Mr. Lorin Blodget says : " I pick to-day a few bunches of grapes from the Lindley vine, Rogers' hybrid No. 9, which are clearly affected by a cross fertilization with a Delaware vine alongside of them; a much younger vine, and for the first time large enough to give opportunity. I send you a small box picked from a high point, 35 feet, and on the eastern roof slope, where it has been ten years in full bearing. They are not quite ripe, but the sparrows are at them, and have already thinned out the bunches, so I must cut them.

"The smaller grapes are both on the bunch among large ones, of the usual size, and often make nearly a full bunch of themselves.
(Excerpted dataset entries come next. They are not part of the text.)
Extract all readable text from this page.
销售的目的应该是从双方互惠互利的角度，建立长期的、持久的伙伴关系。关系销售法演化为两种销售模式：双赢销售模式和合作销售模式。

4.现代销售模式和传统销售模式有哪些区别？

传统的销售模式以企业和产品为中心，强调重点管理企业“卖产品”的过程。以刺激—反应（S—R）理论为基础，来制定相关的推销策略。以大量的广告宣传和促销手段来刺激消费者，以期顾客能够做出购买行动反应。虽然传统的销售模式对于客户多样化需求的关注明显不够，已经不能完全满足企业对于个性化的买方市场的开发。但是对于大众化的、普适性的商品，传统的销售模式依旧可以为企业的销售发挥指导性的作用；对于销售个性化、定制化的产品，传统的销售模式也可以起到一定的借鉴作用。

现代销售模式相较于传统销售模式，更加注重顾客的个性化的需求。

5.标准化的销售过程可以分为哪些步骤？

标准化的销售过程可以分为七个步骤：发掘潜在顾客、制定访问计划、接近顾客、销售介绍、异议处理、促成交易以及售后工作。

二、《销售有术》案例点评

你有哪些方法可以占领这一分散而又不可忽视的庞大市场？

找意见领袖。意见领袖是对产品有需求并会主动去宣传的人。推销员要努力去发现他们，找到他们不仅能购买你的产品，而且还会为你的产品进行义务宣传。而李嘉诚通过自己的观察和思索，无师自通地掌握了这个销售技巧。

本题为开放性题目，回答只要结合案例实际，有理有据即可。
They are without seeds in most cases.

"The great Lindley vine was severely affected by the winter, and has but half a crop. The western extension was shortened 35 feet, and the northern part came out a month late. Until the last of May much of it remained dormant. Later, it has grown rapidly, with many shoots 12 to 16 feet, of this year's growth. It is still an enormous vine, and now in full vigor. Delawares are not ripe, by a full month".

[We are very glad to have these specimens, because they furnish the occasion to point out how even the most intelligent may at times be mistaken, and as accounting for the many statements that have been made from time to time, favorable to a belief of an immediate influence of pollen in fruit. Here are bunches of Lindley having many of the normal size, and many small like Delaware, and other bunches in which all the berries are small, and one may well be excused for supposing, a Delaware being near, that they were Delaware bunches produced by the action of the Delaware pollen on the flower of the Lindley. Beyond this fact of small size there is, however, nothing to indicate any difference from Lindley. The color of Lindley is like the Delaware, so we cannot infer Delaware from that, and flavor is not Delaware but Lindley. But the absence of seeds tells the whole story. We know from experience with grapes that crosses produce as perfect seeded berries as the originals. A Delaware and a Lindley, crossed together, would produce berries bearing seeds. These having no seeds evidences against the idea of the influence of Delaware pollen.

But another strong reason is that all hot house grape growers are familiar with the vines often bearing grapes not half the usual size, and wholly seedless, and this in houses all of one variety and where the pollen influence of some other variety is therefore wholly out of the question.

It is usual to refer the cause to something that interferes with the proper nutrition of the vine or flowers in the bunch, after the flowers have been fertilized enough by their own pollen to start them on the fruiting track. Nutrition ceases, from some cause, after fertilization, but before the minute embryos have started to become perfect seeds. This is the reasoning of intelligent grape growers, but we do not know that it has been demonstrated by absolute proof. - Ed. G. M].